Saddam Hussein marked Iraq's Revolution Day with a defiant televised speech, pro-claiming that the United States and its allies would never be able to overthrow him.
With the prospect of war increasing, President Saddam insisted yesterday that Iraq's armed forces were fully prepared and equipped to defend the country against an American-led attack.
President George Bush and his advisers have repeatedly claimed that armed action is necessary because of Iraq's alleged production of weapons of mass destruction and links with terrorism. Last week Mr Bush said he would use all the tools at his disposal to topple President Saddam.
Iraq has also failed to reach an agreement with the United Nations for the return of weapons inspectors despite intensive discussions between UN secretary general, Kofi Annan, and the Iraqi Foreign Minister, Naji Sabri.
President Saddam's speech, commemorating the 34th anniversary of the Baath Party seizing power, was broadcast live by state television and radio. The Iraqi leadersaid: "Temmuz [July Revolution] returns to say to all evil tyrants and oppressors of the world: You will never defeat me this time. Never! Even if you come together from all over the world, and invite all the devils as well, to stand by you. If America attacks, Iraq will emerge eventually triumphant."
According to Iraqi sources the regime is bolstering its air defences and moving soldiers and armour. Initial elements of US forces which could be used in a land offensive against Iraq are expected to be ready by October. But gathering a full invasion forceis expected to delay any attack until January or February.
Russia and France both voiced their opposition yesterday to an attack. Moscow's Defence Minister, Sergei Ivanov, said: "Russia will oppose any unilateral military action undertaken against Iraq without the approval of the United Nations Security Council."
But Tony Blair said the Government backed the US view that a war against against Iraq does not need a new UN resolution. His comments alarmed Labour MPs, who will confront the Prime Minister next Wednesday when he gives an end-of-term addresss to the parliamentary party.
It is understood that there is conflicting legal advice in Whitehall on whether the US and Britain would need a fresh mandate in order to take action against President Saddam. The Government insisted the advice offered by Lord Goldsmith, the Attorney General, and lawyers at the Foreign Office would remain confidential. But one Whitehall source said: "There are differing opinions. If you ask some lawyers, they will always say you need more legal back-up."
King Abdullah II of Jordan, whose country is predicted to be one of the bases for an assault on Iraq in leaked Pentagon plans, met Sheikh Khalifa bin Zayed Al Nahyan, Crown Prince of the United Arab Emirates, yesterday to discuss the crisis. According to the Emirates news agency, the two men, "reaffirmed their opposition to any military strike against Iraq".

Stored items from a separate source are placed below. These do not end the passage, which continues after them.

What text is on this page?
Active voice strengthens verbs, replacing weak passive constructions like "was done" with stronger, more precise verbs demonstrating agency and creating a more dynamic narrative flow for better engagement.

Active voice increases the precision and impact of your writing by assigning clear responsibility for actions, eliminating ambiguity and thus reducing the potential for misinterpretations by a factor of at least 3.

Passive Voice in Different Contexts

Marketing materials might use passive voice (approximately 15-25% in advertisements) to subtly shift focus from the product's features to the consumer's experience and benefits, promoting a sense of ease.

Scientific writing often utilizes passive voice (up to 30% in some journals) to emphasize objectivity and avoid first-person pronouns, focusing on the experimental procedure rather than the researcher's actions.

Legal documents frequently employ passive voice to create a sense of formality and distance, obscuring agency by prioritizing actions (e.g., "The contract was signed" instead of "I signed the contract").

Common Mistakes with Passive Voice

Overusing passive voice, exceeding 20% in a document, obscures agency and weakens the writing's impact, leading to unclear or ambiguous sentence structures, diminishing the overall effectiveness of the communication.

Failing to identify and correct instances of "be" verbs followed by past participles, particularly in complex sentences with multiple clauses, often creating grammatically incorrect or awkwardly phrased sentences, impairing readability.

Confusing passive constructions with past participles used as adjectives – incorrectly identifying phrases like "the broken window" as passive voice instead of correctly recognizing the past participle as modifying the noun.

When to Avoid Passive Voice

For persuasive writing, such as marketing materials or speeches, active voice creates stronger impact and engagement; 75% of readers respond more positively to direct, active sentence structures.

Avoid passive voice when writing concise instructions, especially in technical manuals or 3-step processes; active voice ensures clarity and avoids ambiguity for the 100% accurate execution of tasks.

Turkey, another possible launch-pad for an attack, is reported to have told Paul Wolfowitz, the visiting US Defence Secretary, that it will not oppose a military campaign against Iraq as long it did not lead to the creation of an independent Kurdistan.
Scott Ritter, the former head of the UN weapons inspectorate in Iraq, said during a visit to London: "The Iraqis do have the capability of producing some weapons of mass destruction. But they would not be anything like sophisticated enough to be used against a neighbouring country, and it would be suicidal for Saddam to attempt to do so."